REPUBLIKA.CO.ID, JAKARTA -- Gubernur DKI Jakarta Anies Baswedan mengatakan, pasal pidana berupa kurungan badan tiga bulan atau sanksi denda dalam revisi Perda Nomor 2 Tahun 2020 tentang Penanggulangan Covid-19 adalah ultimatum remidium atau upaya terakhir penegakan hukum. Hal tersebut tertuang dalam naskah pidato Anies pada Rapat Paripurna DPRD DKI Jakarta dalam rangka penyampaian penjelasan terhadap Raperda tentang Perubahan atas Perda Nomor 2 Tahun 2020 tentang Penanggulangan Covid-19 yang dibacakan Wakil Gubernur DKI Jakarta Ahmad Riza Patria.
"Penambahan ketentuan pidana merupakan materi paling krusial dalam usulan Raperda ini. Pengaturan beberapa ketentuan pidana diatur dengan asas ultimatum remidium," kata Anies seperti dibacakan Riza dalam rapat paripura tersebut, Rabu (21/7).

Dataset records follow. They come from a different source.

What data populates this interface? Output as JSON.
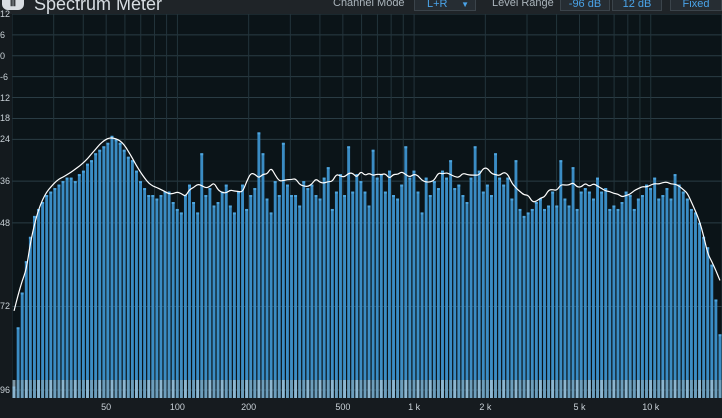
{
  "header": {
    "title": "Spectrum Meter",
    "channel_mode_label": "Channel Mode",
    "channel_mode_value": "L+R",
    "level_range_label": "Level Range",
    "level_min": "-96 dB",
    "level_max": "12 dB",
    "fixed_label": "Fixed"
  },
  "colors": {
    "bar": "#3a8cc4",
    "bar_top": "#4ea5de",
    "curve": "#ffffff",
    "accent": "#4aa3e8",
    "background": "#0b1418"
  },
  "chart_data": {
    "type": "bar",
    "y_tick_labels": [
      "12",
      "6",
      "0",
      "-6",
      "12",
      "18",
      "24",
      "36",
      "48",
      "72",
      "96"
    ],
    "x_tick_labels": [
      "50",
      "100",
      "200",
      "500",
      "1 k",
      "2 k",
      "5 k",
      "10 k"
    ],
    "x_tick_values": [
      50,
      100,
      200,
      500,
      1000,
      2000,
      5000,
      10000
    ],
    "xlim": [
      20,
      20000
    ],
    "ylim": [
      -96,
      12
    ],
    "x_scale": "log",
    "grid": true,
    "values": [
      -95,
      -78,
      -68,
      -59,
      -52,
      -46,
      -44,
      -42,
      -40,
      -39,
      -38,
      -37,
      -36,
      -35,
      -35,
      -36,
      -34,
      -33,
      -31,
      -30,
      -28,
      -27,
      -26,
      -25,
      -23,
      -24,
      -25,
      -27,
      -29,
      -30,
      -33,
      -36,
      -38,
      -40,
      -40,
      -41,
      -40,
      -39,
      -39,
      -42,
      -44,
      -45,
      -40,
      -37,
      -42,
      -45,
      -28,
      -40,
      -38,
      -43,
      -42,
      -39,
      -37,
      -43,
      -45,
      -39,
      -37,
      -44,
      -40,
      -38,
      -22,
      -28,
      -41,
      -45,
      -36,
      -40,
      -25,
      -37,
      -40,
      -40,
      -43,
      -36,
      -38,
      -37,
      -40,
      -41,
      -35,
      -32,
      -44,
      -39,
      -34,
      -40,
      -26,
      -39,
      -34,
      -36,
      -39,
      -43,
      -27,
      -35,
      -34,
      -39,
      -33,
      -40,
      -41,
      -37,
      -26,
      -35,
      -33,
      -39,
      -45,
      -35,
      -40,
      -36,
      -38,
      -33,
      -35,
      -30,
      -38,
      -37,
      -40,
      -42,
      -35,
      -26,
      -33,
      -39,
      -37,
      -40,
      -28,
      -35,
      -37,
      -35,
      -41,
      -30,
      -44,
      -46,
      -45,
      -44,
      -42,
      -41,
      -44,
      -43,
      -39,
      -43,
      -30,
      -41,
      -43,
      -32,
      -44,
      -39,
      -38,
      -39,
      -41,
      -35,
      -39,
      -38,
      -44,
      -43,
      -44,
      -42,
      -39,
      -40,
      -44,
      -41,
      -40,
      -37,
      -38,
      -35,
      -41,
      -40,
      -38,
      -41,
      -34,
      -37,
      -39,
      -41,
      -44,
      -45,
      -48,
      -52,
      -55,
      -60,
      -70,
      -80
    ]
  }
}
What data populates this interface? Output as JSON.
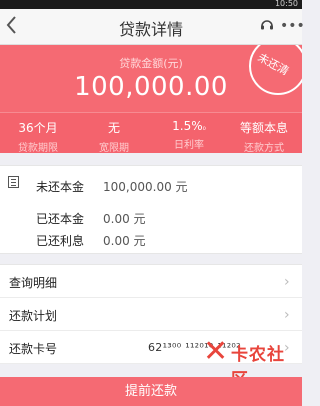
{
  "status_bar": {
    "time": "10:50"
  },
  "header": {
    "title": "贷款详情"
  },
  "hero": {
    "amount_label": "贷款金额(元)",
    "amount": "100,000.00",
    "stamp": "未还清",
    "stats": [
      {
        "value": "36个月",
        "label": "贷款期限"
      },
      {
        "value": "无",
        "label": "宽限期"
      },
      {
        "value": "1.5%",
        "unit": "₀",
        "label": "日利率"
      },
      {
        "value": "等额本息",
        "label": "还款方式"
      }
    ]
  },
  "summary": {
    "unpaid_principal_label": "未还本金",
    "unpaid_principal_value": "100,000.00 元",
    "paid_principal_label": "已还本金",
    "paid_principal_value": "0.00 元",
    "paid_interest_label": "已还利息",
    "paid_interest_value": "0.00 元"
  },
  "menu": {
    "query_detail": "查询明细",
    "repay_plan": "还款计划",
    "repay_card_label": "还款卡号",
    "repay_card_value": "62¹³⁰⁰ ¹¹²⁰¹⁰ ¹¹²⁰²"
  },
  "watermark": {
    "text": "卡农社区"
  },
  "footer": {
    "early_repay": "提前还款"
  },
  "colors": {
    "accent": "#f56a73",
    "watermark": "#e8453c"
  }
}
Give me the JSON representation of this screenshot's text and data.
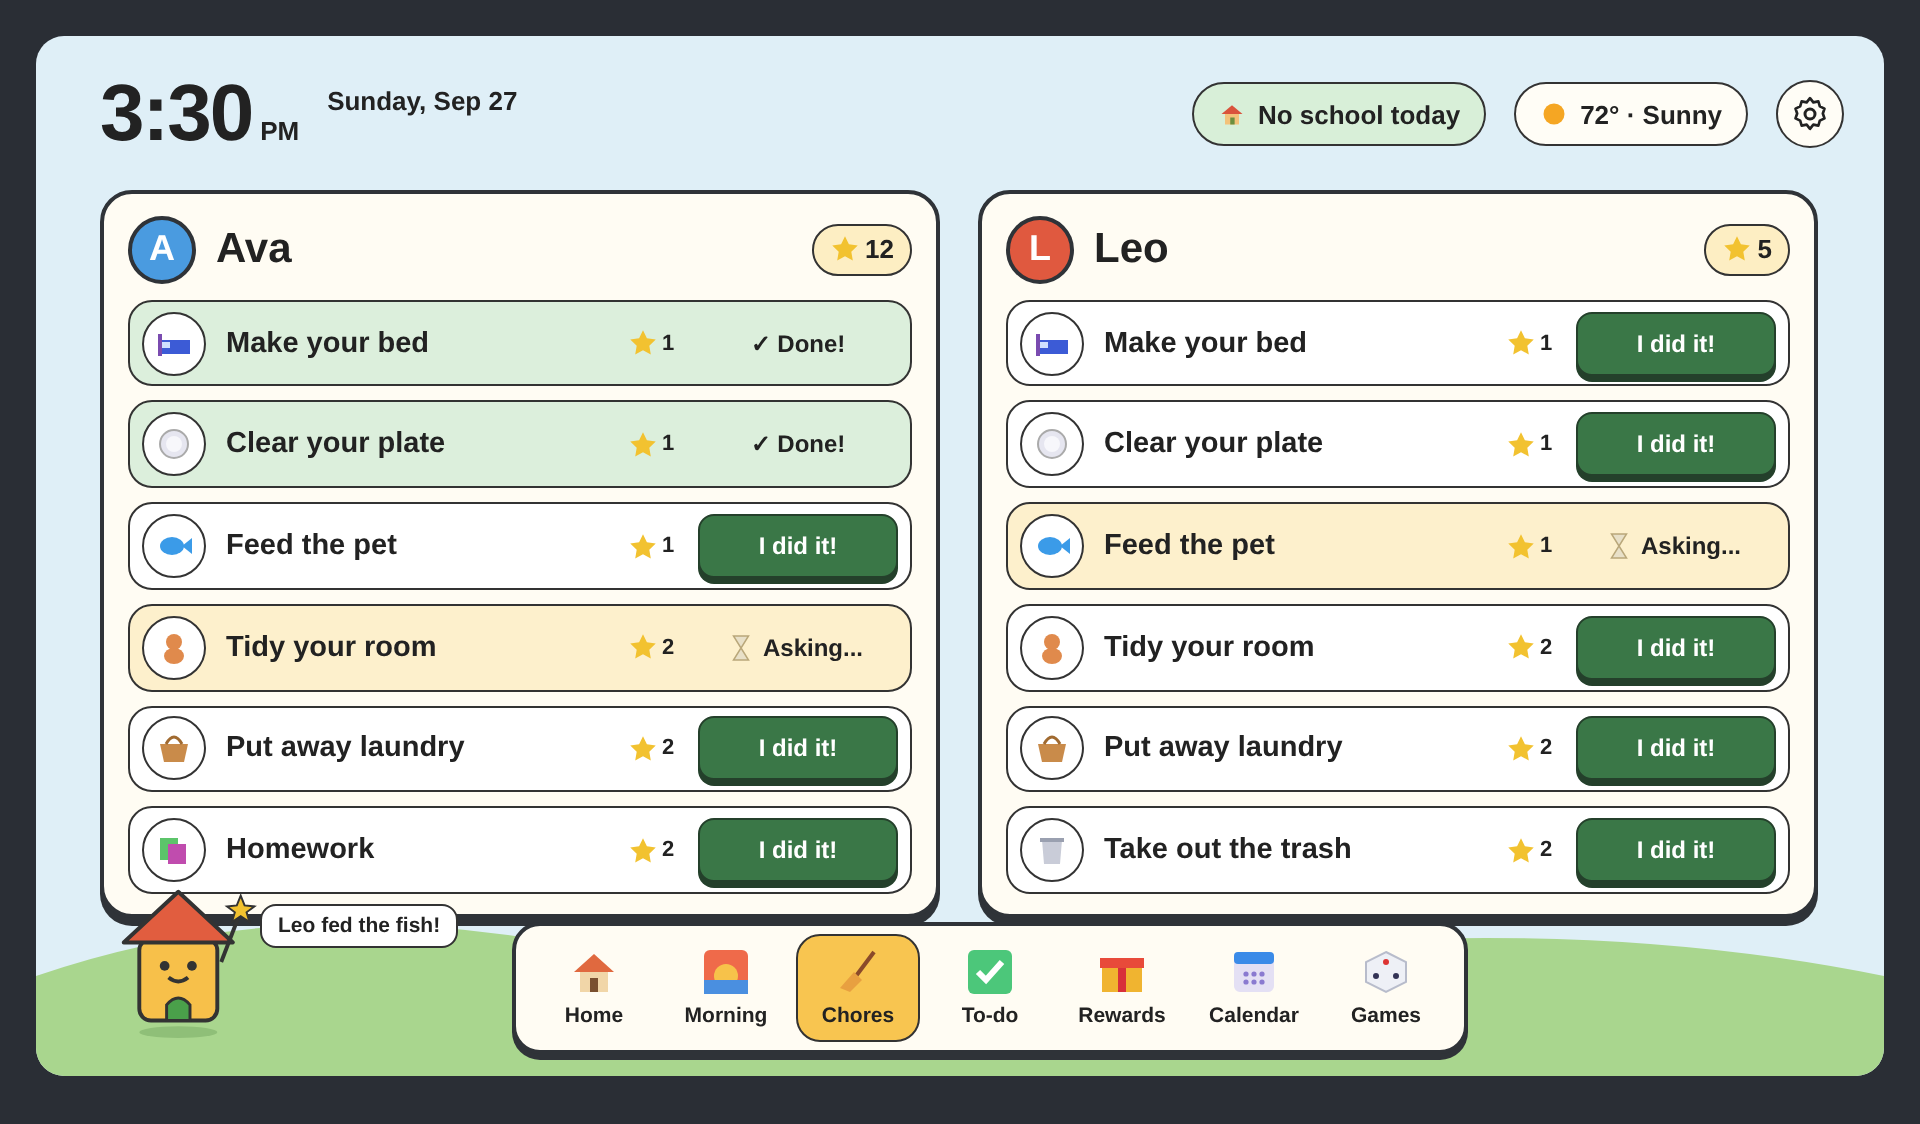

Ketentuan pidana tersebut, lanjut Anies, diberlakukan pada setiap orang yang mengulangi perbuatan tidak menggunakan masker setelah dikenakan sanksi berupa kerja sosial atau denda administratif. Kedua, adalah pidana bagi subjek hukum tertentu yang mengulangi perbuatan pelanggaran protokol pencegahan Covid-19 setelah dikenakan sanksi berupa pencabutan izin.
Subjek hukum yang dimaksud berlaku untuk beberapa sektor antara lain pelaku usaha, pengelola, penyelenggara, atau penanggung jawab perkantoran/tempat kerja, tempat usaha, industri, penginapan dan tempat wisata.
Kemudian pelaku usaha, pengelola, penyelenggara, atau penanggung jawab transportasi umum, termasuk perusahaan transportasi daring. Lalu pelaku usaha, pengelola, penyelenggara, atau penanggung jawab warung makan, rumah makan, kafe, atau restoran.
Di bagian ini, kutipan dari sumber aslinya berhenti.